A focus on one indicator, such as the concentration of E. coli in a river or stream, takes no account of the interaction of environmental factors leading to a balanced water ecosystem. For example, it is a well known fact that sediment in a river will mask the quantity of E. coli – a feature of rivers in flood is that increased quantities of the bacterium are released.

Don Roa says, “We lose between 200-300 million tonnes of soil every year to the oceans – 10 times the world average! The economic impact of this loss is huge, and just like the fouling of our waterways with E. coli by dairying, the mitigation of the loss of our soils to streams, rivers and the sea needs a focus too.”

 

Flooding on the Rangitikei River
 

The silt laden Hoteo River impacts on the marine environment

Agricultural activity, in addition to releasing E. coli, is responsible for increasing the concentration of nutrients such as phosphorus and nitrogen. These nutrients get into rivers and streams particularly where stock have access. There is a move to ensure that farmers fence off their water but an even greater focus on riparian planting is needed.
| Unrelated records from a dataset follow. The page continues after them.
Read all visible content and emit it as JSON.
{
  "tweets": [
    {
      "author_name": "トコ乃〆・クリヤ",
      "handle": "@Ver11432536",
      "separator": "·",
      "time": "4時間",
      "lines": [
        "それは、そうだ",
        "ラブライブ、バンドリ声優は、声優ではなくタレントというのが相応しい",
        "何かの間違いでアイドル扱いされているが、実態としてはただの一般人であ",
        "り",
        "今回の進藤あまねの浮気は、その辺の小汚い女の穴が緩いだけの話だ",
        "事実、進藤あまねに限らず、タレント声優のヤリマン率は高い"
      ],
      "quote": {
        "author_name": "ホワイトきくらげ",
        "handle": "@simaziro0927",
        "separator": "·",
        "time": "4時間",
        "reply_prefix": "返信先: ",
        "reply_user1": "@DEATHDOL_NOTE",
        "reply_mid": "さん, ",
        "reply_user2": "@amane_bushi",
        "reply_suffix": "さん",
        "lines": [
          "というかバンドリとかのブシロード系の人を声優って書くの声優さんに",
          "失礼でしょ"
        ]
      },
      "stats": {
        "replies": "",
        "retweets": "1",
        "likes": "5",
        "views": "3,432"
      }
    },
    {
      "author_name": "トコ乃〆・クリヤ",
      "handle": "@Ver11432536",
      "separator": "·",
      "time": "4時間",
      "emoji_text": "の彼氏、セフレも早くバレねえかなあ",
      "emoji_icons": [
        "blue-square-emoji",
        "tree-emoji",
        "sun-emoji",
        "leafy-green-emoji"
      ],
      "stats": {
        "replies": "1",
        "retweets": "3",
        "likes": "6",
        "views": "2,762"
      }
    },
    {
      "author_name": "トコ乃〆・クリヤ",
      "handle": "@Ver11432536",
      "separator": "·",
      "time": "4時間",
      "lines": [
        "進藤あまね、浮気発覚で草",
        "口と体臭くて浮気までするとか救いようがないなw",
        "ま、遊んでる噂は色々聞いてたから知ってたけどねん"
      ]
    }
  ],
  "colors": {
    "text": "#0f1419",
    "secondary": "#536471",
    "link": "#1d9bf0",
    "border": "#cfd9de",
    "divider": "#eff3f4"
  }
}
With school children and their communities, TfS works planting trees to prevent erosion which causes the release of sediment to our waterways. Riparian plantings are also a key component of the TfS programme, recently enhanced by 15 schools working with the Waikato River Authority to plant the banks of the Waikato River.

Since 1991 TfS has planted over 1,000,000 trees to help prevent erosion and to improve the quality of New Zealand waterways and last year TfS schools and their communities around New Zealand planted another 70,000 trees.

There is so much more to do. Planting trees may not be the total answer for the restoration of the waterways but long term it is by far the best option currently available.  What TfS has done over the past 20 or so years is a great platform for future action. Students who have participated in the TfS programme in the past know the importance of what they did and along with TfS will surely want to be part of any concerted community action in the future.

 

Shag River, Otago – winner of the NZ River Awards 2013
 

Planting and fencing will largely prevent this

The Land and Water Forum has been working to develop a ‘shared vision and a common way forward’ since 2009, the Commissioner for the Environment presented her report: Water quality in New Zealand: Land use and nutrient pollution late last year and the government has produced the National Objectives Framework for Freshwater; the discussions and submissions will go on.

Sure, there is greater understanding by water users than there used to be but, while the politicians and economists talk, let’s get serious about planting more trees!